Há pouco, sem muita conversa, Dilma vetou cortes de impostos da cesta
básica. Sabendo a carga tributária, os brasileiros teriam reclamado? Se sim,
seria ótimo
Você sabia quanto paga de imposto toda manhã? Por exemplo: 17% no preço do
pãozinho, 37% na pasta de dentes, 35% numa camisa, 41% na gasolina. Tudo isso
para chegar ao trabalho sorridente e descontar 18% de imposto de renda e
previdência de um salário de R$ 5.000 no fim do mês.
Os opositores do projeto de lei que manda informar a incidência de impostos
na nota das mercadorias acham que você não precisa saber ou em todo caso não
deveria se chatear com isso todo santo dia. Preferem não jogar sal na sua pele
esfolada de contribuinte.
Não sei se a entrada em vigor dessa lei criaria um clamor coletivo pela
redução de impostos, como uns temem e outros gostariam. Mas há mais em jogo aí
do que o tamanho da carga tributária.
Que país nós queremos: um Estado de direito democrático com
cidadãos-contribuintes cada vez mais informados e exigentes? Ou uma
semidemocracia plebiscitária com clientes mais ou menos agradecidos pelos
favores do Estado, em vez de cidadãos? Se é o primeiro, uma dose diária de
informação sobre impostos viria bem.
O sociólogo americano Charles Tilly, no seu livro "Democracia",
mostrou como diferentes formas de financiamento do Estado têm consequências
políticas diferentes.
Quando precisa arrecadar impostos, o soberano tem que negociar com seus
súditos. Eventualmente, pode trocar tributação por representação, como no
famoso pacto entre o rei da Inglaterra João Sem-Terra e seus barões (1215),
considerado a certidão de nascimento da monarquia constitucional inglesa.

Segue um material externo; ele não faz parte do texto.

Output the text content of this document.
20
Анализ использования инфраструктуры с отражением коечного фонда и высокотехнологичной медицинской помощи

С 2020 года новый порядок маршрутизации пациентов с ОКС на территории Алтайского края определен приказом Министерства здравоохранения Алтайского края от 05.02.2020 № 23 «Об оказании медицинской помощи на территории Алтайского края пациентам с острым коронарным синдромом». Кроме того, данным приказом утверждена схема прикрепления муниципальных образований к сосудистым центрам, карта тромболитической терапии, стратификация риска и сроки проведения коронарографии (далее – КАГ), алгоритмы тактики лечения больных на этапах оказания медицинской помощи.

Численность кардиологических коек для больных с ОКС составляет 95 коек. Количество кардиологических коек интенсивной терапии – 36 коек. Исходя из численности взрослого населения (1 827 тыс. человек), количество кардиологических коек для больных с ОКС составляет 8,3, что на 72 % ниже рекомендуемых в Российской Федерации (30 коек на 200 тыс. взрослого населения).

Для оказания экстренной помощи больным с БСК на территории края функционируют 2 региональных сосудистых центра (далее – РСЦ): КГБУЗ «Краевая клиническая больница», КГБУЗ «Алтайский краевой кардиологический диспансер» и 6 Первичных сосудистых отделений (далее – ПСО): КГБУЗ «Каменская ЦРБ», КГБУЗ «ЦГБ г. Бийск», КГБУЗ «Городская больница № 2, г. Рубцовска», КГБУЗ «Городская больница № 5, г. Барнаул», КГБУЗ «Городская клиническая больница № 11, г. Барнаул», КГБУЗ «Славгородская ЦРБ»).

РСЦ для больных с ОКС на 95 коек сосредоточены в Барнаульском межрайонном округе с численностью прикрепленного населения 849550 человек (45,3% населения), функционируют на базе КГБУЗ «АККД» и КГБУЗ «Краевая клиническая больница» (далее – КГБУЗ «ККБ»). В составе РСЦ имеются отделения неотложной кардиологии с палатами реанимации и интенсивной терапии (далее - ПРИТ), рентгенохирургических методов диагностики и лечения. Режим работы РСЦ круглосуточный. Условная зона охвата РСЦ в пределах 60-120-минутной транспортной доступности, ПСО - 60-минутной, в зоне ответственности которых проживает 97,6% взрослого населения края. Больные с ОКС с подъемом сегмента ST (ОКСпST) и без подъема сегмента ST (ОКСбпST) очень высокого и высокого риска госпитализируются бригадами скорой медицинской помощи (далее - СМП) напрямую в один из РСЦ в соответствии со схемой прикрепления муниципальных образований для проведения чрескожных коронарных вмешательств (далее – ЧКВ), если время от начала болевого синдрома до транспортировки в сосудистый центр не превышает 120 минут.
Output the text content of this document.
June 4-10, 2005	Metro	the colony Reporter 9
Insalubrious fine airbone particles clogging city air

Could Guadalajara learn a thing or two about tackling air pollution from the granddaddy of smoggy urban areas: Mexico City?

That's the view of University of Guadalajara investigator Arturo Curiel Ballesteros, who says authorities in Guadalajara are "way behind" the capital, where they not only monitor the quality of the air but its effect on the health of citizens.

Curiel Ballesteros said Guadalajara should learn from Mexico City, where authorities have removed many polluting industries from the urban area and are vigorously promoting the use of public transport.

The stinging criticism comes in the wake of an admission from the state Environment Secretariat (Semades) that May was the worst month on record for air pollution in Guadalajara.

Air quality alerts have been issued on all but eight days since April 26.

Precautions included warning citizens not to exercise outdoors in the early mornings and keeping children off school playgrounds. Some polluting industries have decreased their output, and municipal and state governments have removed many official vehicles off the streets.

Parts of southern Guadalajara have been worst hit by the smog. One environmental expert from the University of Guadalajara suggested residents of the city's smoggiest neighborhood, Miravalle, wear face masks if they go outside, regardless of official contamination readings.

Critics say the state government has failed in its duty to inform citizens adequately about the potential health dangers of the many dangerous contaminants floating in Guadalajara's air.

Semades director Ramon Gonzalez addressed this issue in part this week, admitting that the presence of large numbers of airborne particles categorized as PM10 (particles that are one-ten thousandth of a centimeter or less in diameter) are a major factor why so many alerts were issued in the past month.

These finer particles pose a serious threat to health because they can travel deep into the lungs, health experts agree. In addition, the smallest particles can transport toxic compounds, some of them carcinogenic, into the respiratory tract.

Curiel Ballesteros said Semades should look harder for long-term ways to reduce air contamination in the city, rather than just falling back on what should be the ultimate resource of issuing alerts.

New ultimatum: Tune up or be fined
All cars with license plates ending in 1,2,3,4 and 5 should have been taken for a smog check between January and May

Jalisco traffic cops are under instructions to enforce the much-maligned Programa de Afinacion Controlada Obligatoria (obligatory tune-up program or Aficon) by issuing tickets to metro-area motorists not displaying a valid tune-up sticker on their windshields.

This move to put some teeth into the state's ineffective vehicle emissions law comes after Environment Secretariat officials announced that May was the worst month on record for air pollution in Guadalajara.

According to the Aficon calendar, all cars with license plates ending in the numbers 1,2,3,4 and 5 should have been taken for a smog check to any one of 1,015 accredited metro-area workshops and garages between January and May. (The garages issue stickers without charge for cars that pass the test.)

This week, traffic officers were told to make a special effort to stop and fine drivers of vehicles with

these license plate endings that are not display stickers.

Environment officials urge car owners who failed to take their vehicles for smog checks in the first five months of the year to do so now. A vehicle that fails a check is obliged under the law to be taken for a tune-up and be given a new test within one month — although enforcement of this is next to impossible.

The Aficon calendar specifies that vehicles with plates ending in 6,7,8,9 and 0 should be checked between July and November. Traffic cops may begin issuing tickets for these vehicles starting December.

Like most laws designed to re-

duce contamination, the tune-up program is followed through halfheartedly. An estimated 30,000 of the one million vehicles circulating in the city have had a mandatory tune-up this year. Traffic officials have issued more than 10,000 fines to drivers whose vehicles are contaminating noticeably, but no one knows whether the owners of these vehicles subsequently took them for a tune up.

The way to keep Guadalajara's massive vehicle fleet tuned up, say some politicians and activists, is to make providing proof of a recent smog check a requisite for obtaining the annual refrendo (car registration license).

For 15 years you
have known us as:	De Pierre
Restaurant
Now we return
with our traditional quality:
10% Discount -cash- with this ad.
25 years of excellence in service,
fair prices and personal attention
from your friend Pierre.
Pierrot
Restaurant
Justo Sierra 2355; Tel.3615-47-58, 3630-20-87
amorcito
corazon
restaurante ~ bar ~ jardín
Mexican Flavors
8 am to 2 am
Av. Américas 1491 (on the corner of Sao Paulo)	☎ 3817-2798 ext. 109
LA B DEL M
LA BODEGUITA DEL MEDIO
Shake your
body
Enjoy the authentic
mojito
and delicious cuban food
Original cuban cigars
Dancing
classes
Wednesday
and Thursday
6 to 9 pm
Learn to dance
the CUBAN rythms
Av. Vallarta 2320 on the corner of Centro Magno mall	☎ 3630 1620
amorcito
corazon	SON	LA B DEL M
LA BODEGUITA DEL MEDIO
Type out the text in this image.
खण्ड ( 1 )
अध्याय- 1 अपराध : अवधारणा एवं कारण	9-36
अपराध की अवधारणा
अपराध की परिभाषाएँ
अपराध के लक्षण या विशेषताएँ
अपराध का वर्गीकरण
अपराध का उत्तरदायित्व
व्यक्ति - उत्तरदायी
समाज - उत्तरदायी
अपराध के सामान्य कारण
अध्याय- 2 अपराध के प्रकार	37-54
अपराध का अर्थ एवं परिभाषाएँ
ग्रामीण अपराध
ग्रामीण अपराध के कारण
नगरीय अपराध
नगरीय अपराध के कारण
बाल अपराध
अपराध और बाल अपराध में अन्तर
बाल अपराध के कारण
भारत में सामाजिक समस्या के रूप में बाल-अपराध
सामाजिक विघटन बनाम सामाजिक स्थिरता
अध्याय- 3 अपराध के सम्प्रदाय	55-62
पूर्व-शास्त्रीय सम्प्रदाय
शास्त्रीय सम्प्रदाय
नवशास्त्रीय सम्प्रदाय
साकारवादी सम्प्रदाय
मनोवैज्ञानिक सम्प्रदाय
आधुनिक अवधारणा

Quando o soberano conta com outras fontes de financiamento, os súditos podem
achar mais difícil arrancar concessões políticas dele.
Pense nos modernos autocratas dos países exportadores de petróleo. Ou na Coroa
portuguesa, que terminou a Reconquista (1249) dona de quase todo o reino de
Portugal, deixando sua aristocracia à míngua de terra e cacife político. Vem
daí, segundo Raymundo Faoro, a renitente tradição centralista patrimonialista
luso-brasileira.
Não somos, felizmente, nenhum reino nem república petroleira. A Petrobras é
grande, mas não é, assim, uma PDVSA, a estatal venezuelana do petróleo,
proporcionalmente ao PIB brasileiro.
O Brasil resolveu se democratizar, mas ainda tropeça em restos do patrimonialismo.
A própria Constituição de 1988 é ambígua. Prevê equilíbrio fiscal mas embute
pérolas como "a saúde é direito de todos e dever do Estado", como se
esse fosse uma fonte de recursos descolada dos cidadãos-contribuintes.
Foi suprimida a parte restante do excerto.